Al principio, Paula no supo a qué se refería, y cuando cayó en la cuenta trató de no echarse a reír.


—Creo que debería estar presente una enfermera para proteger mi castidad.


—¿Un trío?


—Chist —siseó ella de nuevo, mientras se desplazaba a sus ojos. Pedro nos los cerró hasta que ella le tocó los párpados—. Cejas no demasiado pobladas. Las pestañas demasiado largas.

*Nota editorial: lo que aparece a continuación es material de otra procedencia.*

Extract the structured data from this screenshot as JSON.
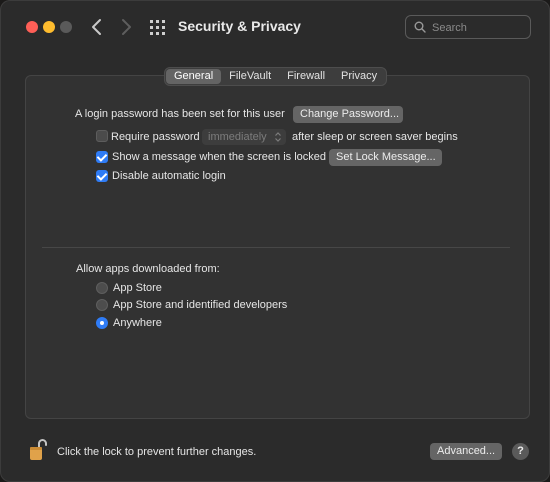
{
  "window": {
    "title": "Security & Privacy",
    "search_placeholder": "Search"
  },
  "tabs": [
    {
      "label": "General",
      "active": true
    },
    {
      "label": "FileVault",
      "active": false
    },
    {
      "label": "Firewall",
      "active": false
    },
    {
      "label": "Privacy",
      "active": false
    }
  ],
  "general": {
    "login_password_text": "A login password has been set for this user",
    "change_password_label": "Change Password...",
    "require_password": {
      "label": "Require password",
      "checked": false,
      "select_value": "immediately",
      "suffix": "after sleep or screen saver begins"
    },
    "show_message": {
      "label": "Show a message when the screen is locked",
      "checked": true,
      "button_label": "Set Lock Message..."
    },
    "disable_auto_login": {
      "label": "Disable automatic login",
      "checked": true
    }
  },
  "allow_apps": {
    "heading": "Allow apps downloaded from:",
    "options": [
      {
        "label": "App Store",
        "selected": false
      },
      {
        "label": "App Store and identified developers",
        "selected": false
      },
      {
        "label": "Anywhere",
        "selected": true
      }
    ]
  },
  "footer": {
    "lock_text": "Click the lock to prevent further changes.",
    "advanced_label": "Advanced...",
    "help_label": "?"
  },
  "colors": {
    "accent": "#2f7cf6",
    "close": "#fe5f57",
    "minimize": "#febc2e",
    "lock": "#e0a24a"
  }
}
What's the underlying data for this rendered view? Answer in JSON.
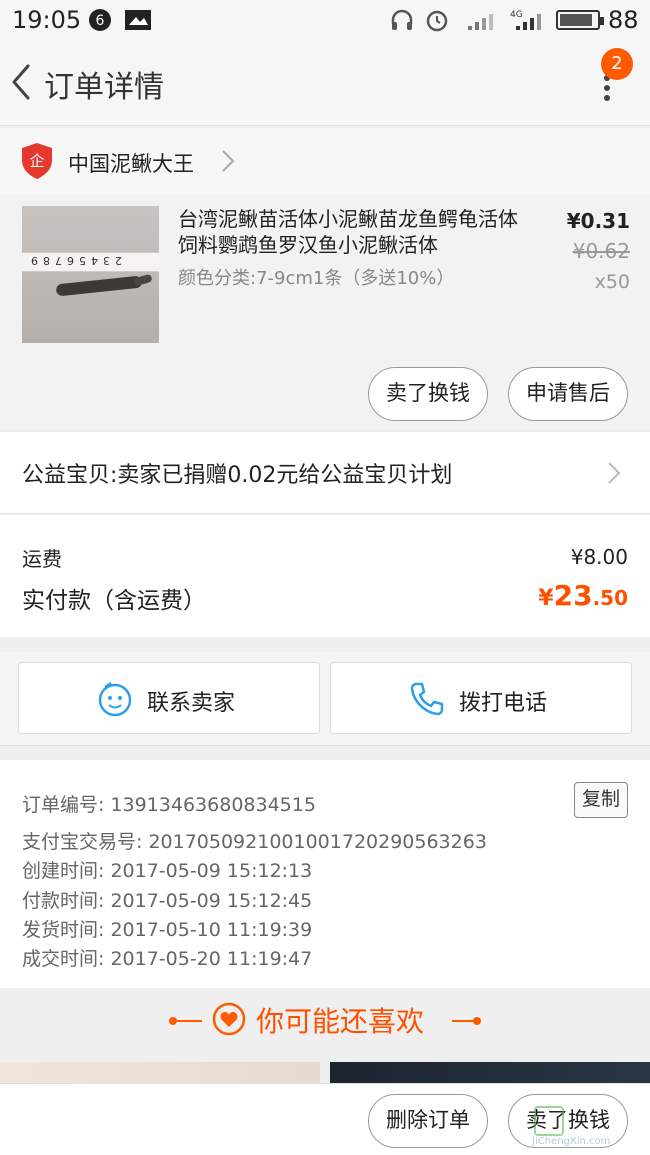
{
  "status_bar": {
    "time": "19:05",
    "battery": "88",
    "battery_level": 0.88,
    "network": "4G"
  },
  "nav": {
    "title": "订单详情",
    "badge_count": "2"
  },
  "shop": {
    "name": "中国泥鳅大王",
    "icon_char": "企",
    "icon_color": "#e5392d"
  },
  "product": {
    "title": "台湾泥鳅苗活体小泥鳅苗龙鱼鳄龟活体饲料鹦鹉鱼罗汉鱼小泥鳅活体",
    "spec": "颜色分类:7-9cm1条（多送10%）",
    "price": "¥0.31",
    "original_price": "¥0.62",
    "quantity": "x50",
    "ruler_numbers": "23456789",
    "actions": {
      "sell": "卖了换钱",
      "after_sale": "申请售后"
    }
  },
  "charity": {
    "text": "公益宝贝:卖家已捐赠0.02元给公益宝贝计划"
  },
  "totals": {
    "shipping_label": "运费",
    "shipping_value": "¥8.00",
    "paid_label": "实付款（含运费）",
    "paid_currency": "¥",
    "paid_int": "23",
    "paid_dec": ".50",
    "accent": "#ff5000"
  },
  "contact": {
    "seller": "联系卖家",
    "phone": "拨打电话",
    "icon_color": "#2d9fe8"
  },
  "order_info": {
    "copy": "复制",
    "rows": [
      "订单编号: 13913463680834515",
      "支付宝交易号: 2017050921001001720290563263",
      "创建时间: 2017-05-09 15:12:13",
      "付款时间: 2017-05-09 15:12:45",
      "发货时间: 2017-05-10 11:19:39",
      "成交时间: 2017-05-20 11:19:47"
    ]
  },
  "recommend": {
    "title": "你可能还喜欢"
  },
  "bottom": {
    "delete": "删除订单",
    "sell": "卖了换钱"
  },
  "watermark": {
    "url": "JiChengXin.com"
  }
}
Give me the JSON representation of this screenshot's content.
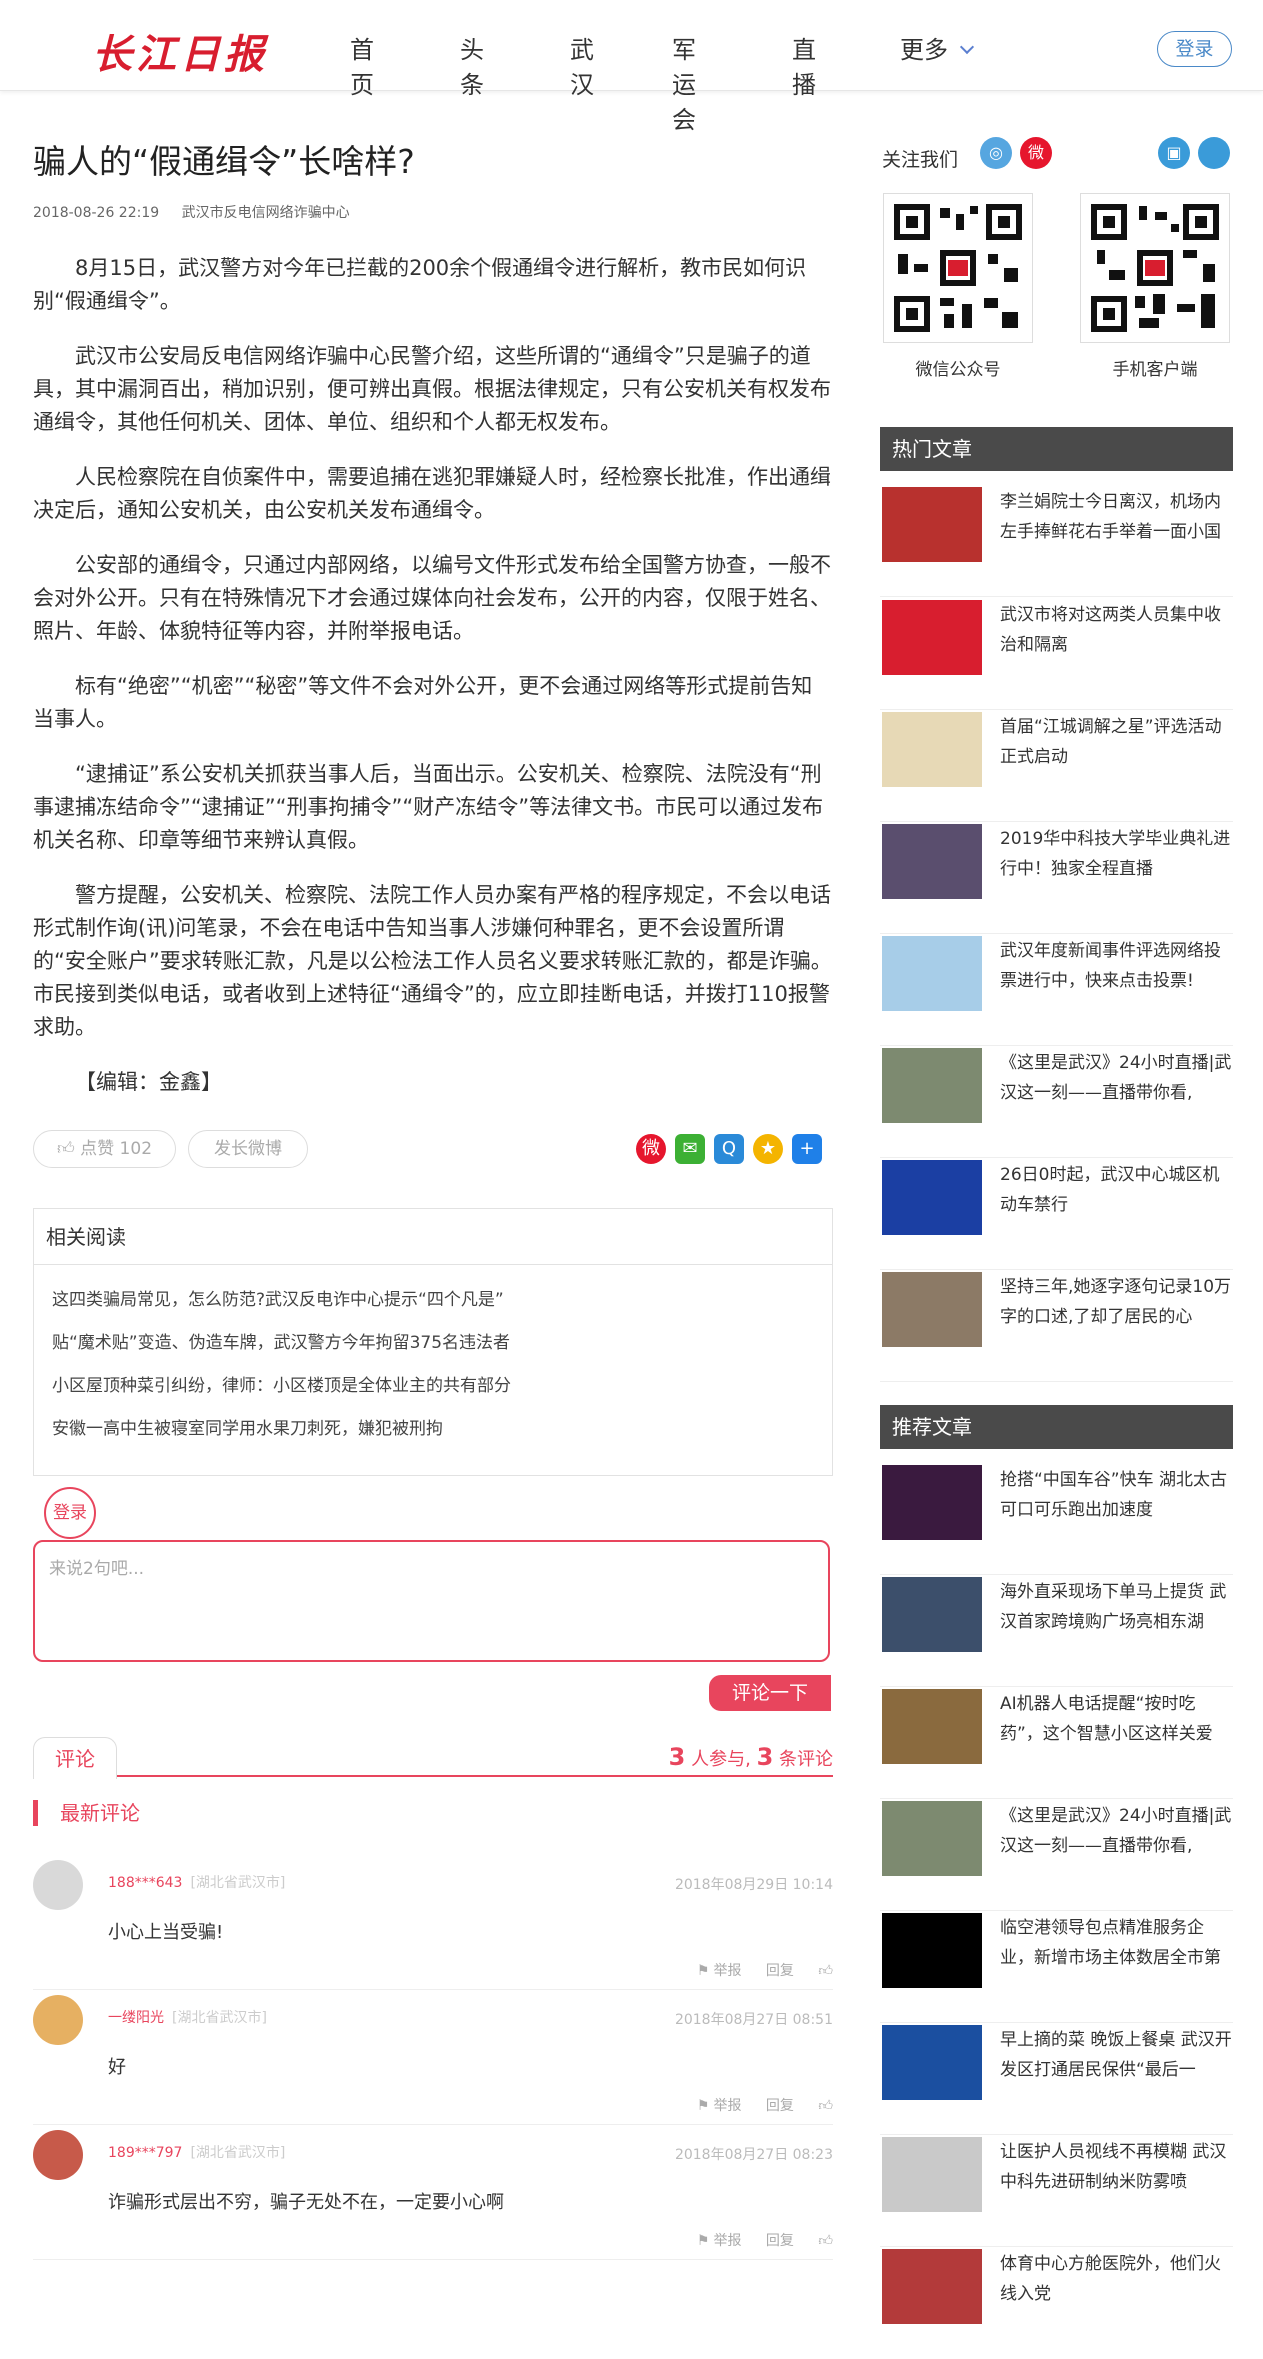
{
  "header": {
    "logo": "长江日报",
    "nav": [
      "首页",
      "头条",
      "武汉",
      "军运会",
      "直播",
      "更多"
    ],
    "login": "登录"
  },
  "article": {
    "title": "骗人的“假通缉令”长啥样?",
    "date": "2018-08-26 22:19",
    "source": "武汉市反电信网络诈骗中心",
    "paragraphs": [
      "8月15日，武汉警方对今年已拦截的200余个假通缉令进行解析，教市民如何识别“假通缉令”。",
      "武汉市公安局反电信网络诈骗中心民警介绍，这些所谓的“通缉令”只是骗子的道具，其中漏洞百出，稍加识别，便可辨出真假。根据法律规定，只有公安机关有权发布通缉令，其他任何机关、团体、单位、组织和个人都无权发布。",
      "人民检察院在自侦案件中，需要追捕在逃犯罪嫌疑人时，经检察长批准，作出通缉决定后，通知公安机关，由公安机关发布通缉令。",
      "公安部的通缉令，只通过内部网络，以编号文件形式发布给全国警方协查，一般不会对外公开。只有在特殊情况下才会通过媒体向社会发布，公开的内容，仅限于姓名、照片、年龄、体貌特征等内容，并附举报电话。",
      "标有“绝密”“机密”“秘密”等文件不会对外公开，更不会通过网络等形式提前告知当事人。",
      "“逮捕证”系公安机关抓获当事人后，当面出示。公安机关、检察院、法院没有“刑事逮捕冻结命令”“逮捕证”“刑事拘捕令”“财产冻结令”等法律文书。市民可以通过发布机关名称、印章等细节来辨认真假。",
      "警方提醒，公安机关、检察院、法院工作人员办案有严格的程序规定，不会以电话形式制作询(讯)问笔录，不会在电话中告知当事人涉嫌何种罪名，更不会设置所谓的“安全账户”要求转账汇款，凡是以公检法工作人员名义要求转账汇款的，都是诈骗。市民接到类似电话，或者收到上述特征“通缉令”的，应立即挂断电话，并拨打110报警求助。"
    ],
    "editor": "【编辑：金鑫】",
    "like": "点赞 102",
    "weibo": "发长微博"
  },
  "related": {
    "heading": "相关阅读",
    "items": [
      "这四类骗局常见，怎么防范?武汉反电诈中心提示“四个凡是”",
      "贴“魔术贴”变造、伪造车牌，武汉警方今年拘留375名违法者",
      "小区屋顶种菜引纠纷，律师：小区楼顶是全体业主的共有部分",
      "安徽一高中生被寝室同学用水果刀刺死，嫌犯被刑拘"
    ]
  },
  "comments": {
    "login": "登录",
    "placeholder": "来说2句吧...",
    "submit": "评论一下",
    "tab": "评论",
    "participants": "3",
    "participants_label": "人参与,",
    "count": "3",
    "count_label": "条评论",
    "latest": "最新评论",
    "report": "举报",
    "reply": "回复",
    "list": [
      {
        "user": "188***643",
        "loc": "[湖北省武汉市]",
        "time": "2018年08月29日 10:14",
        "text": "小心上当受骗!"
      },
      {
        "user": "一缕阳光",
        "loc": "[湖北省武汉市]",
        "time": "2018年08月27日 08:51",
        "text": "好"
      },
      {
        "user": "189***797",
        "loc": "[湖北省武汉市]",
        "time": "2018年08月27日 08:23",
        "text": "诈骗形式层出不穷，骗子无处不在，一定要小心啊"
      }
    ]
  },
  "sidebar": {
    "follow": "关注我们",
    "qr1": "微信公众号",
    "qr2": "手机客户端",
    "hot_heading": "热门文章",
    "hot": [
      "李兰娟院士今日离汉，机场内左手捧鲜花右手举着一面小国",
      "武汉市将对这两类人员集中收治和隔离",
      "首届“江城调解之星”评选活动正式启动",
      "2019华中科技大学毕业典礼进行中！独家全程直播",
      "武汉年度新闻事件评选网络投票进行中，快来点击投票!",
      "《这里是武汉》24小时直播|武汉这一刻——直播带你看,",
      "26日0时起，武汉中心城区机动车禁行",
      "坚持三年,她逐字逐句记录10万字的口述,了却了居民的心"
    ],
    "rec_heading": "推荐文章",
    "rec": [
      "抢搭“中国车谷”快车 湖北太古可口可乐跑出加速度",
      "海外直采现场下单马上提货 武汉首家跨境购广场亮相东湖",
      "AI机器人电话提醒“按时吃药”，这个智慧小区这样关爱",
      "《这里是武汉》24小时直播|武汉这一刻——直播带你看,",
      "临空港领导包点精准服务企业，新增市场主体数居全市第",
      "早上摘的菜 晚饭上餐桌 武汉开发区打通居民保供“最后一",
      "让医护人员视线不再模糊 武汉中科先进研制纳米防雾喷",
      "体育中心方舱医院外，他们火线入党"
    ]
  }
}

—Una maldición de la familia de mi padre. Las de mi sobrina parecen plumas.


—Qué incómodo para ella —dijo Paula, mientras le pasaba las yemas de los dedos por la nariz. Larga y recta, sin protuberancias ni deformidades de ninguna clase—. La nariz parece funcionar bien.


—Huelo tu perfume.


—Jamás me pongo... —empezó a decir ella, y entonces supo que le estaba tomando el pelo—. Encuentro que el amarillo cadmio es el que mejor me sienta.


—Personalmente, me gusta el azul cielo. Sobre todo en noches como esta.


Dejó de hablar cuando las yemas de los dedos de Paula alcanzaron sus labios. Ella le palpó el pelo de la barba en las mejillas y la barbilla, aquella antigua señal que indicaba: hombre. Había pasado tiempo desde que se hubiera afeitado, así que el pelo casi era suave. Le entraron ganas de poner los labios encima, de sentirlo en la punta de la lengua.


—Paula —susurró él.


Ella se enderezó.


—Nada de eso ahora, soy Psique, y quiero palparte para conocer tu aspecto. —Con las yemas sobre las mejillas rasposas, le pasó los pulgares sobre los labios. Eran carnosos y suaves.


—Psique quiso que su marido le hiciera el amor —susurró él.


Paula sintió su aliento en la piel, el movimiento de sus labios bajo los pulgares.


Pedro se inclinó hacia ella, y Paula supo que la iba a besar... y quiso que lo hiciera.


Pero justo entonces las luces se encendieron dentro del caserón detrás de ellos, y ella se volvió para mirarlas.


Pedro dijo:
—¡La leche! —Y desapareció.


Paula volvió la mirada hacia él pero ya no estaba allí. Fue como si se hubiera inventado todo el incidente, como si lo hubiera soñado todo.


Entonces le llegó la voz de Pedro procedente del bosque.


—¡Psique! —le gritó.


—¿Sí, Cupido? —le respondió Paula, sonriendo por la broma.


—Mañana a las nueve.


—A las nueve —respondió, y entonces oyó sus pasos sobre el sendero del bosque.


Con un suspiro de pesar porque el dulce y oscuro encuentro hubiera acabado, Paula se volvió hacia la casa.